Despite strong growth, mobile is still not a big contributor for eBay

During the company’s conference call to announce its Q1 2014 earnings, eBay’s (EBAY) management highlighted the progress it’s making in four competitive battlegrounds—mobile, local, global, and data. Management mentioned that in mobile, PayPal and eBay continue to lead, as it enabled $11 billion of mobile commerce in Q1. This volume grew 70% year-over-year as eBay added 6.5 million new customers via mobile. Although the mobile commerce growth for eBay has been strong, it still constitutes only 19% of eBay’s total commerce volume, as eBay enabled a much bigger $58 billion of total commerce volume in the first quarter.

Why mobile usage for eBay is still low compared to other Internet companies

As the chart above shows, the mobile usage for companies like LinkedIn (LNKD), Yahoo (YHOO), and Facebook (FB) is close to 50%, while that for Twitter (TWTR) is 80%. We can see eBay’s low mobile usage from the fact that people have not yet become comfortable in processing transactions on mobile. People either don’t find it convenient to enter their credit card details on small mobile screens or don’t feel secure enough to reveal these details on mobile. For other Internet companies, people mostly use mobile to view social or news updates and that’s why the mobile usage is higher for these companies.

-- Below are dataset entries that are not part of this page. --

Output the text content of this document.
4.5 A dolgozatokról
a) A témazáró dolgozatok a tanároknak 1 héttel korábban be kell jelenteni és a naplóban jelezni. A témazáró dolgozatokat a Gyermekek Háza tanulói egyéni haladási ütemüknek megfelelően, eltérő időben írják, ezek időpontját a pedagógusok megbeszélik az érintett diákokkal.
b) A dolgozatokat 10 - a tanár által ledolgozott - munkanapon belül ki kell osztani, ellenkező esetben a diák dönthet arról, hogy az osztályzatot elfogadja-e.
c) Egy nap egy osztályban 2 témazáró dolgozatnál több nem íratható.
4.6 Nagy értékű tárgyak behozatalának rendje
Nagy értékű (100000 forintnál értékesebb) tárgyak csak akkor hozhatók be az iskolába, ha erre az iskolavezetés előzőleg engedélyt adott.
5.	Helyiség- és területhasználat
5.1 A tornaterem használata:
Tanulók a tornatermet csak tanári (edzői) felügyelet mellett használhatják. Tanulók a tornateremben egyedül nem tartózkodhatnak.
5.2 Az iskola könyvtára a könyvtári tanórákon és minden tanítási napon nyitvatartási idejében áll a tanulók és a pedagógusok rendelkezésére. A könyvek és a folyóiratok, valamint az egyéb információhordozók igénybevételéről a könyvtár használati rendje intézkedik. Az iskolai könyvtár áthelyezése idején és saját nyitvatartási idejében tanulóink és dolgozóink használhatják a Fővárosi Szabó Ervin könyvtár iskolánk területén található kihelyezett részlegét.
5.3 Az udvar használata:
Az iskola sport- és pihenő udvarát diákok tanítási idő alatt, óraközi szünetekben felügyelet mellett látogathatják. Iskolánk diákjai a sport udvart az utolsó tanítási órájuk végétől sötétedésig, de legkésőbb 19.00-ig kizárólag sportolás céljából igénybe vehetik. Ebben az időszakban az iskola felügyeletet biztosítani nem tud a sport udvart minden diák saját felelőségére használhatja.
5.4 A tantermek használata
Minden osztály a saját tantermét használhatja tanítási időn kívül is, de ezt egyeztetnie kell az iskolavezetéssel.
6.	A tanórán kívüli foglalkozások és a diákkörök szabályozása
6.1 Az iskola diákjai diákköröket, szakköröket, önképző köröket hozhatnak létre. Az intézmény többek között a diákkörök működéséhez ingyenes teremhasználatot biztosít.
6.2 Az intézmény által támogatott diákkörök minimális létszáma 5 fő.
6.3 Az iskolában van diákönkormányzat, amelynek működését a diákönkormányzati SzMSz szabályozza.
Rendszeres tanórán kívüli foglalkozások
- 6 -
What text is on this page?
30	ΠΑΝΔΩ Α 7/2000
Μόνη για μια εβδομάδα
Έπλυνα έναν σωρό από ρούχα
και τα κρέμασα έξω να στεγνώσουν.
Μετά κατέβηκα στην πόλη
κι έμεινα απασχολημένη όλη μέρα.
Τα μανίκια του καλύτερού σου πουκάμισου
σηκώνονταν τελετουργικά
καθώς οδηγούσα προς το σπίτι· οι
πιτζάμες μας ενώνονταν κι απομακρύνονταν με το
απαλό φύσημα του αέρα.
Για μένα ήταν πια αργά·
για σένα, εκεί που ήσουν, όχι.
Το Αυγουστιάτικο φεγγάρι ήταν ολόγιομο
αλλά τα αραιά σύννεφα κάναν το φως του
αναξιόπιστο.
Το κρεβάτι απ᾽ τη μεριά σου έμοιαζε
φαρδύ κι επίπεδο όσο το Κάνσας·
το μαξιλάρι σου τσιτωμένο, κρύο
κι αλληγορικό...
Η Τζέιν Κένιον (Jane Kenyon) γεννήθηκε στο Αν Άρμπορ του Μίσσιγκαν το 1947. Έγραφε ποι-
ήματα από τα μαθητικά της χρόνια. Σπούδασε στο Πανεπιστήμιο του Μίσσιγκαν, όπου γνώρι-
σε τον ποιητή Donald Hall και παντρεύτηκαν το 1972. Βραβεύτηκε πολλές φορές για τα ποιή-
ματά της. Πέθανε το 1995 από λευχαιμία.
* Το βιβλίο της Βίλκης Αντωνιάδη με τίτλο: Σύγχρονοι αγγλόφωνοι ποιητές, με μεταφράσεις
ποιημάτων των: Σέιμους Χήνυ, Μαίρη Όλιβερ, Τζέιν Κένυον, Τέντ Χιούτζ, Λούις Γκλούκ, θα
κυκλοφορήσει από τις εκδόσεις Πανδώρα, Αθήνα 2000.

The mobile Internet advertising market shows strong growth

Internet companies have realized that mobile is the future of the device market, with the PC market undergoing a structural decline. Recently, eMarketer came out with a report underlining the value of a presence in the mobile space. According to the report, global mobile ad spending increased from $8.76 billion in 2012 to $17.96 billion by 2013—an increase of 105%. This is projected to increase by another 75%, to $31.45 billion, by 2014, accounting for nearly one-fourth of total digital advertisement spending. This market could continue to show strong growth and reach around the $100 billion mark by 2018.